Pakistan’s inflation hits 48-year high as IMF team visits for meet - GulfToday

Pakistan’s inflation hits 48-year high as IMF team visits for meet

People throng a wholesale market in Karachi on Wednesday. Agence France-Presse

People throng a wholesale market in Karachi on Wednesday. Agence France-Presse

Inflation has risen to a 48-year high in crisis-hit Pakistan, according to government data released on Wednesday, as IMF officials visit for urgent talks on a stalled bailout package.

Year-on-year inflation in January was recorded at 27.55 per cent, its highest since May 1975.

Pakistan’s economy is in dire straits, stricken by a balance of payments crisis as it attempts to service high levels of external debt, amid political chaos and a deteriorating security situation.

The world’s fifth most populous country has less than $3.7 billion in its central bank -- enough to cover just three weeks of imports.

On Tuesday, a delegation from the International Monetary Fund arrived in Islamabad to revive negotiations over a stalled bailout package with the government, which had long held out from meeting the global lender’s tough conditions.

Food prices rose by a staggering 43 per cent in January year-on-year, which analyst Yousuf Nazar based in Britain described as a “killer”.

“The overall rate actually masks or understates the misery of the people, and what is really going on behind these numbers,” he told AFP.

“It also reflects badly on the management -- on the managers of the economy.” In the past week, with the prospect of national bankruptcy looming and no countries willing to offer less painful bailouts, Islamabad has started to bow to pressure to meet IMF demands.

The government loosened controls on the rupee to rein in a rampant black market in US dollars, a step that caused the currency to plunge to a record low. Artificially cheap petrol prices have also been hiked.

The state bank is no longer issuing letters of credit, except for essential food and medicines, causing a backlog of thousands of shipping containers at Karachi port stuffed with stock the country can no longer afford.

Industry has been hammered by the imports block and massive rupee devaluation.

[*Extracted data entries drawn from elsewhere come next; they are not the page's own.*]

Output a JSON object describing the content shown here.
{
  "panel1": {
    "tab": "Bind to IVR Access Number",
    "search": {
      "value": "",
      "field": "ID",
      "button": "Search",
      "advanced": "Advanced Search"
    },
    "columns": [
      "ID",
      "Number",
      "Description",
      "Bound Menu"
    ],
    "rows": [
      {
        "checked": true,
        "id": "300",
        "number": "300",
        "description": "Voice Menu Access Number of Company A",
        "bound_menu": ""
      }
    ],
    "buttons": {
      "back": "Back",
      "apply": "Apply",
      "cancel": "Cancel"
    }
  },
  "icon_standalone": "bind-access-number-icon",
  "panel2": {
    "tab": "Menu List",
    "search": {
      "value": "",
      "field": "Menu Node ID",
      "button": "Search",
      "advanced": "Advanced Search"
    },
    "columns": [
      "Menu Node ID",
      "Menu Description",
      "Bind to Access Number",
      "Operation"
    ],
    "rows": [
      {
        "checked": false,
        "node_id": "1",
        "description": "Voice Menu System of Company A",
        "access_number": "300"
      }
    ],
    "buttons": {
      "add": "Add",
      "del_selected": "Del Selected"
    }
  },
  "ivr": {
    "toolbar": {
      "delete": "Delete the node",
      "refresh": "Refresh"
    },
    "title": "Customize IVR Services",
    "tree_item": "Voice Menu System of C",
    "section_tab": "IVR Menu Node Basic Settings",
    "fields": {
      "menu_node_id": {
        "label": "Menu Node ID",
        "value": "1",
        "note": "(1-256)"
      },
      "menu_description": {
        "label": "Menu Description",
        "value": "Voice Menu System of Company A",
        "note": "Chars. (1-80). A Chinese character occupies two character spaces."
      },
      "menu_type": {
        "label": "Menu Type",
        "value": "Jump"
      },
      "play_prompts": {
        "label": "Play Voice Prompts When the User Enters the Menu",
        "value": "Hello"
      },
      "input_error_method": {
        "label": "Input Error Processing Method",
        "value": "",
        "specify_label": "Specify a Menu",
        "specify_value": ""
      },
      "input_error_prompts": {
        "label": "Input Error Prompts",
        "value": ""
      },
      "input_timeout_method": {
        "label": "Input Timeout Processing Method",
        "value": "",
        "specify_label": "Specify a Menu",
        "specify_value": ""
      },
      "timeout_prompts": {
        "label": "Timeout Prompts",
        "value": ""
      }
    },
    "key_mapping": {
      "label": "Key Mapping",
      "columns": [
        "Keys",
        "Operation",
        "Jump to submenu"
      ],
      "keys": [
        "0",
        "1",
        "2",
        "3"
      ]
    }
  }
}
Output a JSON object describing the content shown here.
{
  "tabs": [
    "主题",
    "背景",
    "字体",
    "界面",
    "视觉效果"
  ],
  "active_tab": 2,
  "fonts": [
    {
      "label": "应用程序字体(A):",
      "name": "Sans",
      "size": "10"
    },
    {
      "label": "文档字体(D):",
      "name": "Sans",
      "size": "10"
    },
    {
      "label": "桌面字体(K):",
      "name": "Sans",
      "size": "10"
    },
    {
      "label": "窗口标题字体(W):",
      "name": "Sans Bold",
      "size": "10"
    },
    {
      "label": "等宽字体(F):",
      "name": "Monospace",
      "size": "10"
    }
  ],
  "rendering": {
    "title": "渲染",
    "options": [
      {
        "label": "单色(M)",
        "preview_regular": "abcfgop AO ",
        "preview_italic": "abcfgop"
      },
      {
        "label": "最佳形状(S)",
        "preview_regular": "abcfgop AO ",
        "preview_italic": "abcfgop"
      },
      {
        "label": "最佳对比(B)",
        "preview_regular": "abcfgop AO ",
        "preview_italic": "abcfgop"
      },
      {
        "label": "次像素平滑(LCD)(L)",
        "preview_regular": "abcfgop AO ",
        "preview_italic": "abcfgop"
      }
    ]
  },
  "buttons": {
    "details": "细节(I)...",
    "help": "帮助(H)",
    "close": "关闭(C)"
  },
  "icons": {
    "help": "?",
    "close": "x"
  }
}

Public construction projects have halted, textiles factories have partially shut down and domestic investment has slowed.

The National Consumer Price Index for January rose by 2.88 per cent from the previous month, the figures released by the country’s statistics bureau on Wednesday showed.

In downtown Karachi on Monday, dozens of day labourers including carpenters and painters waited with their tools on display for work that never comes.

“The number of beggars has increased and the number of labourers has decreased,” said 55-year-old mason Zafar Iqbal, who was eating biryani from a plastic bag donated by a passerby.

“Inflation is so high that one cannot earn enough.” Former prime minister Imran Khan, who was ousted last year in a no-confidence motion, negotiated a multi-billion-dollar loan package from the IMF in 2019.

But he reneged on promises to cut subsidies and market interventions that had cushioned the cost-of-living crisis, causing the programme to stall.

It is a common pattern in Pakistan, where most people live in rural poverty, with more than two dozen IMF deals brokered and then broken over the decades.

Pakistan’s consumer price index rose 27.5% year-on-year in January, the statistics bureau said on Wednesday, underscoring consistently high inflation amidst economic turmoil in the South Asian nation.

Pakistan’s economy has reeled from a sharp currency deprecation and foreign currency reserves have fallen to cover just three weeks of imports. Floods also devastated the country in August last year.

Prices were up 2.9% in January from the previous month, the pakistan Bureau of Statistics (PBS) said in a statement. In December, the CPI rose 24.5% on year.

Arif Habib Limited, a Karachi-based investment firm said year-on-year inflation was the highest since May 1975, which saw a rise of 27.8%.

Mohammed Sohail, CEO at local brokerage firm Topline Securities, said the inflation statistics were expected after the pakistani rupee’s fall over the last few days, the removal of subsidies and rising taxes.

“This takes average inflation for the seven months of the current fiscal year to 25.4% compared to 10.3% in the same period last year,” Sohail said.

Urban core inflation rose 15.4% year-on-year, and 1.4% from December, while rural core inflation rose 19.4% compared to last year, and 1.5% compared to last month. pakistan’s central bank highlighted rising core inflation as a concern and a reason for hiking policy rates.

Pakistan’s finance ministry said in its monthly outlook released on Tuesday that inflation for January was forecast in the range of 24%-28%, citing supply-side factors and economic and political uncertainty.

Food inflation increased by 42.9% year-on-year, and by 5% over the last month. While perishable items were up 61.6% over the last year, their prices fell 1.76% from December 2022, PBS said.

The country is negotiating with the International Monetary Fund to try to unlock bailout funds to assist its struggling economy.